For that reason, store using %11 is considered a stride-1 vector store during legal/cost model but a scatter during code gen, resulting in an assert.
Investigation
createVectorizedLoopSkeleton in LV code gen generates the vector loop, turns original scalar loop into the scalar remainder, introduces the middle and scalar.ph basic blocks after the vector loop and generates new phi nodes that feed the scalar remainder (the IR after createVectorizedLoopSkeleton is attached (after_createVectorizedLoopSkeleton.ll). After this IR modification, Legal->isConsecutivePtr() no longer returns 1 for the problematic pointer, now in the scalar remainder.
Legal->isConsecutivePtr() indirectly uses ScalarEvolution (SE) to determine the pointer stride. For this particular test, Legal->isUniform() also triggers the invalidation of some SCEVs in SE cache, including the one for %11. This bug is exposed by VPlan patch because it changes the execution order of Legal->isUniform() and Legal->isConsecutivePtr() happening before LV code gen. This is the invocation order:
- Before VPlan patch: Legal->isUniform(…) Invalidates SCEV for %11. Legal->isConsecutivePtr(%11) Computes new SCEV for %11. It returns 1. createVectorizedLoopSkeleton() Modifies IR (middle, scalar.ph and new phis) Legal->isConsecutivePtr(%11) Uses cached SCEV for %11. It returns 1.
- After VPlan patch: Legal->isConsecutivePtr(%11) Uses cached SCEV for %11. It returns 1. Legal->isUniform(…) Invalidates SCEV for %11. createVectorizedLoopSkeleton() Modifies IR (middle, scalar.ph and new phis) Legal->isConsecutivePtr(%11) Computes new SCEV for %11 using modified IR. It returns 0!
For this test, recomputing Legal->isConsecutivePtr(%11) after createVectorizedLoopSkeleton yields a different output because SE is not able to detect a recurrence. These are the SCEVs computed for the problematic pointer before and after createVectorizedLoopSkeleton:
- Before (%11 in original IR): ({(8 + (4 * (zext i32 %.ph2 to i64)) + undef),+,4}<nsw><%6>). // SCEVAddRec
- After (%21 in modified IR): ((4 * (zext i32 (2 + %18) to i64))<nuw><nsw> + undef)<nsw> // No recurrence
In order to return a SCEVAddRec for the latter, SE would have to be able to represent %bc.resume.val and %bc.resume.val1 in terms of more basic components to conclude that %bc.resume.val1 is always %bc.resume.val + 1. Unfortunately, there is no way to represent a non-inductive phi operation in SCEV at this point.
Root Cause
Current LV code gen is based on the fragile assumption that analyzing the scalar remainder loop will yield the same information as analyzing the input scalar loop. Unfortunately, this test demonstrates that this is not always the case so we cannot blindly rely on that assumption.
Tentative Fix
Pointer strides are cached in Legal during the analysis of the input scalar loop (following the same approach as for uniform and scalar values). Legal->isConsecutivePtr now uses cached pointer strides instead of blindly recomputing the same information every time. Pointer strides are recomputed when runtime checks are added as a requirement for vectorization (PSE.addPredicate in LV).

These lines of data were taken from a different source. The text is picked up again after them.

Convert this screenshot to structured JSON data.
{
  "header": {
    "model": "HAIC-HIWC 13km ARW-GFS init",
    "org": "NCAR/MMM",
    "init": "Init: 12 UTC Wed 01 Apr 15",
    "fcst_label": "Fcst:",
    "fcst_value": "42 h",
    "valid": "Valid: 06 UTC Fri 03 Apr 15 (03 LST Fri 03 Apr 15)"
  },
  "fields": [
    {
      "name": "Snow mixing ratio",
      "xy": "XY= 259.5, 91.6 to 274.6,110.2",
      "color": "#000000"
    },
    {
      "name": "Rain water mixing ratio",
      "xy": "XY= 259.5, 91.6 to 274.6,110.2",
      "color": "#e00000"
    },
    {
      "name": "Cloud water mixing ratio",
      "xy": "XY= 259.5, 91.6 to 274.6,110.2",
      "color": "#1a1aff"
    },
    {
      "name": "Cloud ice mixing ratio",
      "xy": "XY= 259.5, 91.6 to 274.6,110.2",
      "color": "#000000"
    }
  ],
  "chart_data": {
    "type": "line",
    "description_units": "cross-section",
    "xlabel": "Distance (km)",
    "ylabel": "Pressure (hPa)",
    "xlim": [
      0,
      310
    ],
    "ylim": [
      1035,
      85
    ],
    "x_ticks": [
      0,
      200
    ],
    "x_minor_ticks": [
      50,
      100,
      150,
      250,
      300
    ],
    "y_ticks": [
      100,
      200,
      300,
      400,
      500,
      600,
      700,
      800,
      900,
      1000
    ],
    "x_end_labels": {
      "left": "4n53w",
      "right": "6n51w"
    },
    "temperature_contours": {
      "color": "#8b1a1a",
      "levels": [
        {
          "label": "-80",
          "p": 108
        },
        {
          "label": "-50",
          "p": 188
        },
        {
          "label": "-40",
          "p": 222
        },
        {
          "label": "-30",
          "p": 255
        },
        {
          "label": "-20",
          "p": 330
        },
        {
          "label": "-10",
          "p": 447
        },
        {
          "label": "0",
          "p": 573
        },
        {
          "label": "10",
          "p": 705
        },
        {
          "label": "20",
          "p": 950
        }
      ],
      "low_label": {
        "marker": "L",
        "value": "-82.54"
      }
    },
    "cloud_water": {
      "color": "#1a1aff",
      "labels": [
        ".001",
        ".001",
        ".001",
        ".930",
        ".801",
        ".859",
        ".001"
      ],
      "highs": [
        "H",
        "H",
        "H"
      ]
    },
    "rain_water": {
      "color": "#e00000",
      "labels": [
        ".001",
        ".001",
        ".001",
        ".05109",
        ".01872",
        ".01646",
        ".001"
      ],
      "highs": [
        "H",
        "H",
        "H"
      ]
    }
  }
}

Concern: LAI-> replaceSymbolicStrideSCEV may also add predicates to PSE. This routine is called when pointer strides are collected but is also called from other analysis-like routines in LAI (hasComputableBounds, isNoWrap, getPTrStride, etc.). If a new predicate that changes pointer strides is added after collecting them, those changes won’t be taken into account when using Legal->isConsecutivePtr. This scenario could be unlikely given that LAI-> replaceSymbolicStrideSCEV is also used when collecting pointer strides but we need to be sure. I would need some feedback from someone with experience in PSE/LAI.
Alternative/Complementary Solutions
- If Tentative Fix is not enough to deal with unexpected PSE->AddPredicate from LAI, we could revert changes in Legal->isConsecutivePtr() and collect Legal->isConsecutivePtr() output before going into LV code gen.
- Extend SE so that a SCEVAddRec can be generated for this test.